Astrogator's Logs

New Words, New Worlds
Artist, Heather Oliver             

The Wind Harp Sings

Two months ago, I mentioned I had made my first fiction pro-rate sale. The story was The Wind Harp, part of a far larger universe that I have been slowly bringing out in the world (Dry Rivers and Planetfall also belong to that universe). I read excerpts of Planetfall and The Wind Harp at this year’s Readercon.


The Wind Harp appeared in today’s Crossed Genres Deadlines issue. Because it was my first pro sale, they also feature an interview with me. For those who read the story I have a small gift: it had a brief coda, excised to meet length requirements. If you leave a comment about the story, either at the magazine site or here and I like the comment, I will send you the longer version of the story, accompanied by Heather D. Oliver’s stunning full-color depictions of its main characters. The image here shows Heather’s preliminary sketches of the story’s two pivots: Antóa Tásri of Ténli and Dor-Nys Teg-Rav of Gan-Tem.

Postscript: My friend Francesca Forrest read the story when I first wrote it and her comments on it made me very happy. Here is her incisive outline of The Wind Harp.

13 Responses to “The Wind Harp Sings”

  1. Asakiyume says:

    Congratulations on publication!

  2. Perla says:

    I liked it. It’s the kind of science fiction I’ve always wanted to read. I like stories with a particular attention to world building, especially with original settings (prefabricated worlds and situations don’t raise any sense of wonder in me). You created a very rich and complex universe. I’ve had at first a little difficulty with names (they looked all the same, when I began reading) and words in their language. But it’s the kind of difficulty I like, because language is one of the things that can best convey the “flavour” of a culture and allow us to get really immersed in a world. There are people who like to read of characters named “Alice” and “Bob” even if they are from another galaxy. I am the exact opposite kind of reader.

  3. Athena says:

    Thank you, Francesca! A tiny step but it counts. And I still remember and enjoy the comments you made when you first read the story.

  4. Athena says:

    I’m glad you enjoyed the story! As I mention in the post and the interview, it’s part of a larger universe where you see a lot more of these cultures and their worlds. Names and terms always sound confusing in an unknown language. People have the same reaction when they read foreign literature. Perhaps the story terms/names will sound less strange when you read the extended version. *smile*

  5. Perla says:

    “the story terms/names will sound less strange when you read the extended version”
    Yes, it was easier the second time. Thank you!
    I’m looking forward to reading other stories set in this or similar universes soon.

  6. Athena says:

    With luck and some stamina on my part, you will!
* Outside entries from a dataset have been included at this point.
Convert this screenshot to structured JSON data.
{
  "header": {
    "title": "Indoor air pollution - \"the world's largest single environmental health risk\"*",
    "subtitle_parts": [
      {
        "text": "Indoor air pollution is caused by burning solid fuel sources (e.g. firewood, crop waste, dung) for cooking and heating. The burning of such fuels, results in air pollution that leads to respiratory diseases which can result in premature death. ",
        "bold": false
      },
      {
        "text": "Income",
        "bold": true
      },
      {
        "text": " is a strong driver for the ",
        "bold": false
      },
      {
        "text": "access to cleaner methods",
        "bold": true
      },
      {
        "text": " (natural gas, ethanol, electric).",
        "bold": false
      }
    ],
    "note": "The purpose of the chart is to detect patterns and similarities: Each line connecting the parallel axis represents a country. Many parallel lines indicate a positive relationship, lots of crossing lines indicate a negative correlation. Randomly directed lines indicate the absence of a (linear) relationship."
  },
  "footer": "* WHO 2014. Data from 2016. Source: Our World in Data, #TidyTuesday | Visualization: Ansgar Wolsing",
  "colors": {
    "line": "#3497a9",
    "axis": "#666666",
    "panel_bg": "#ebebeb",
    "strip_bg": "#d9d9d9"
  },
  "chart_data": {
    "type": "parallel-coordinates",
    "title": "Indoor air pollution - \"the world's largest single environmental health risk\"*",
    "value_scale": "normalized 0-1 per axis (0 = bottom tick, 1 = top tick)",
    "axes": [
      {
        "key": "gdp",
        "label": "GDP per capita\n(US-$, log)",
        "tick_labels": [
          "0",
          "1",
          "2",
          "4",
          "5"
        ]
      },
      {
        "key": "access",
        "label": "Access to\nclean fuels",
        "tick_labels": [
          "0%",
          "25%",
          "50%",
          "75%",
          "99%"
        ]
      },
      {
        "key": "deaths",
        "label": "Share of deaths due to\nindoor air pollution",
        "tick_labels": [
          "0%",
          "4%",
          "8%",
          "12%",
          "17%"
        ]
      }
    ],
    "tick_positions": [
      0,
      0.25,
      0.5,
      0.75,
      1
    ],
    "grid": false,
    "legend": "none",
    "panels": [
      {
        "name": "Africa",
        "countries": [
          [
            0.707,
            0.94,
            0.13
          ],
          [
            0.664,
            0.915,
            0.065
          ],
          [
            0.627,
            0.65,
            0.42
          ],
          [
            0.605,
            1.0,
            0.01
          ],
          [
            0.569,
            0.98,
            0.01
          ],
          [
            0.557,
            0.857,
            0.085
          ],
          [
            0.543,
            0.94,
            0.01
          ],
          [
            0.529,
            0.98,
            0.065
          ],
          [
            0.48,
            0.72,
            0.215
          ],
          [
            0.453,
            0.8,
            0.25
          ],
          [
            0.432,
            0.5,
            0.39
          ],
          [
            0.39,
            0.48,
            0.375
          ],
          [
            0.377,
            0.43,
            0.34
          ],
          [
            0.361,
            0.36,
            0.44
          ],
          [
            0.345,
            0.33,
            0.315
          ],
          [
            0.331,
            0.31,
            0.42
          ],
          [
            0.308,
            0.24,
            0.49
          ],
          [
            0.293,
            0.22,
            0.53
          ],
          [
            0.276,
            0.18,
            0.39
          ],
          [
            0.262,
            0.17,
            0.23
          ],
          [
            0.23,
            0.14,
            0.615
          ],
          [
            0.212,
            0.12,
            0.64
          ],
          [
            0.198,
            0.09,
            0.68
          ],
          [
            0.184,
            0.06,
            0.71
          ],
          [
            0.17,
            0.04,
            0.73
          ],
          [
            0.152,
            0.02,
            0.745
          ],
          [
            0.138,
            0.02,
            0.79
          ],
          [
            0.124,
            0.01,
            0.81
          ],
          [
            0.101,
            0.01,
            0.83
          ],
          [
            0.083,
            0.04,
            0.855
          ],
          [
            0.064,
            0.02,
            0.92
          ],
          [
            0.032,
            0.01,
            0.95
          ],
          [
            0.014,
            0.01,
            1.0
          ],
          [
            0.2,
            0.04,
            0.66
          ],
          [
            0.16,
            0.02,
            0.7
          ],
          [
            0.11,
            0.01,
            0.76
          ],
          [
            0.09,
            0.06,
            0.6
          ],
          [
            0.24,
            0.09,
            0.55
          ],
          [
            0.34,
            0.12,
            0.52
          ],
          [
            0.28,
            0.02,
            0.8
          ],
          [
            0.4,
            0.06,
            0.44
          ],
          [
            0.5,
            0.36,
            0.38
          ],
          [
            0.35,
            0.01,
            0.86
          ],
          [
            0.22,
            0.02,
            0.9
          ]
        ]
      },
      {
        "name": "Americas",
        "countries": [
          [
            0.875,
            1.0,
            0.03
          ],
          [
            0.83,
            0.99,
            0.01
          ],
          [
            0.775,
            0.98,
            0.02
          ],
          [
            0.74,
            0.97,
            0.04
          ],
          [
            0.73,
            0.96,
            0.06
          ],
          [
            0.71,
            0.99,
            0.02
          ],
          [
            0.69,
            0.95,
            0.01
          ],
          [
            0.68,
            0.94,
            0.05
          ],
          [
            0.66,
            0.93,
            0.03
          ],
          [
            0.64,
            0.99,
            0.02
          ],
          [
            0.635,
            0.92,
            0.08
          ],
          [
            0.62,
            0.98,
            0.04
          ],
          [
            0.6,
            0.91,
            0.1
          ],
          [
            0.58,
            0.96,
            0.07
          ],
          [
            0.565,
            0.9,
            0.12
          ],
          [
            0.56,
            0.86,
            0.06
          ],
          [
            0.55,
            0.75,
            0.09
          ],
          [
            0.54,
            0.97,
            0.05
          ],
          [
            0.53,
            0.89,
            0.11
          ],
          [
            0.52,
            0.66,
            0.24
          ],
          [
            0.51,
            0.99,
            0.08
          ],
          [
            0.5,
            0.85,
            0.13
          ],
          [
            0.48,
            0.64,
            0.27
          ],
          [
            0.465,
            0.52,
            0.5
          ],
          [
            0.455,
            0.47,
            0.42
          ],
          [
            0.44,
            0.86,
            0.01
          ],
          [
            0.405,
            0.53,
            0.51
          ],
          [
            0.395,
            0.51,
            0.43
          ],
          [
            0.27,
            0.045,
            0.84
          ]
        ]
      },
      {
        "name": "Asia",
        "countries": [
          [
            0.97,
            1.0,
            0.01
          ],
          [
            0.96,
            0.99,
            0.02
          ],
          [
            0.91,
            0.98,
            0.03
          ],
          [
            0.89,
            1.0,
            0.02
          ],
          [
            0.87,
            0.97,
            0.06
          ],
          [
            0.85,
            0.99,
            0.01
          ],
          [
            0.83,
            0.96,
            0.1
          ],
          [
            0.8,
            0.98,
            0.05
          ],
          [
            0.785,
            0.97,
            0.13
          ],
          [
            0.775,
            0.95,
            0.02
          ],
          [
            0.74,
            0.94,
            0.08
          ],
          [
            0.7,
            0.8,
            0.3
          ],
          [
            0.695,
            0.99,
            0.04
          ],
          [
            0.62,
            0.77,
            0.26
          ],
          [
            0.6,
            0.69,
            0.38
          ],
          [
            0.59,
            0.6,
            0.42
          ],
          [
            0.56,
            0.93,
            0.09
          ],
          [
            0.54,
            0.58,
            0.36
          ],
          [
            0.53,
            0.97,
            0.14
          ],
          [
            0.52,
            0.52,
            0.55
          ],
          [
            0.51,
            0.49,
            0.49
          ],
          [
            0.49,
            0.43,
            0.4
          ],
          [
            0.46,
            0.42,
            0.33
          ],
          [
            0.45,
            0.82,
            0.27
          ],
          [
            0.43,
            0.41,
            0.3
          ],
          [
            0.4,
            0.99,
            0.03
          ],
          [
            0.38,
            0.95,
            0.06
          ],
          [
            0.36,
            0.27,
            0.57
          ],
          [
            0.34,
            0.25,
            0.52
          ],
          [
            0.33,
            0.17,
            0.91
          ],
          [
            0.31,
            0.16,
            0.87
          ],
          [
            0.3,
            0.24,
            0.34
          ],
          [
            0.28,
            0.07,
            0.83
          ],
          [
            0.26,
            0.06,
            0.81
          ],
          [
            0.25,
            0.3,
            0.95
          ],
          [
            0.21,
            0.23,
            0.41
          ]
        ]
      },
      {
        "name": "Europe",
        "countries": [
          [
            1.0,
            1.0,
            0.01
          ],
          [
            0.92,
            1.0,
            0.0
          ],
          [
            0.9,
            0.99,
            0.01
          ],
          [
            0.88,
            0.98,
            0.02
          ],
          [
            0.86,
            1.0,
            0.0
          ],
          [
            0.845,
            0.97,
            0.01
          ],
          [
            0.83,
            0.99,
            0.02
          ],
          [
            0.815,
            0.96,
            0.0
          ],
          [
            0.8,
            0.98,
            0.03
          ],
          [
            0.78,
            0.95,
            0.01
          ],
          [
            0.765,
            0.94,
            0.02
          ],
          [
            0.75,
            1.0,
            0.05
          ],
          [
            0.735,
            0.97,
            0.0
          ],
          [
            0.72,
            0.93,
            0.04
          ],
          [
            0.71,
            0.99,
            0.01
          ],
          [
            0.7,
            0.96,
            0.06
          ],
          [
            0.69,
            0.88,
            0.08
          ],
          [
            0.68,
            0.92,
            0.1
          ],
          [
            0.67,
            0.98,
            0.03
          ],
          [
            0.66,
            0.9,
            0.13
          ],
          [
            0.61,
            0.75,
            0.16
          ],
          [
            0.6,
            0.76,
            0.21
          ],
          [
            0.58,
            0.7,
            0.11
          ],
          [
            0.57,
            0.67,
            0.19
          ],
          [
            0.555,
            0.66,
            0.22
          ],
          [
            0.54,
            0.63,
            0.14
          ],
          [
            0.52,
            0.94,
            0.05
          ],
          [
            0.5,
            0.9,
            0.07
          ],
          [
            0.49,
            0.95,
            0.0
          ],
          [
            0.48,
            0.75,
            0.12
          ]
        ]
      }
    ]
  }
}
  7. intrigued_scribe says:

    Congrats on publication!

  8. Athena says:

    And thank you, my dear, for the wonderful comments and stunning illustrations!

  9. PK says:

    I’ve finally worked up the courage to take you up on your invitation! Having had a bit of time to mull things over, I’ve decided that I really admire and am impressed with your ability to show rather than tell with regards to worldbuilding. Not only is the universe well-realised, but you show three complex sociopolitical systems (plus another of their interactions with each other, I suppose!) at once while still providing enough information that, by the end of The Wind Harp, all of them are comprehensible and vibrant.

    I’m really pleased to see there are more stories in this setting as I was very intrigued by Antóa and the Confederation!

  10. Athena says:

    Dear Paige, I’m delighted that the people and worlds in the story came alive for you. Lagniappe forthcoming!

  11. As you already know, I want more of the Wind Harp.

    So how many novels are needed to do you universe justice?

  12. your, not you.

    Sheesh. Typos.

  13. Athena says:

    Five or six. Several exist, at various stages of completion. As well as a cycle of interlinked stories.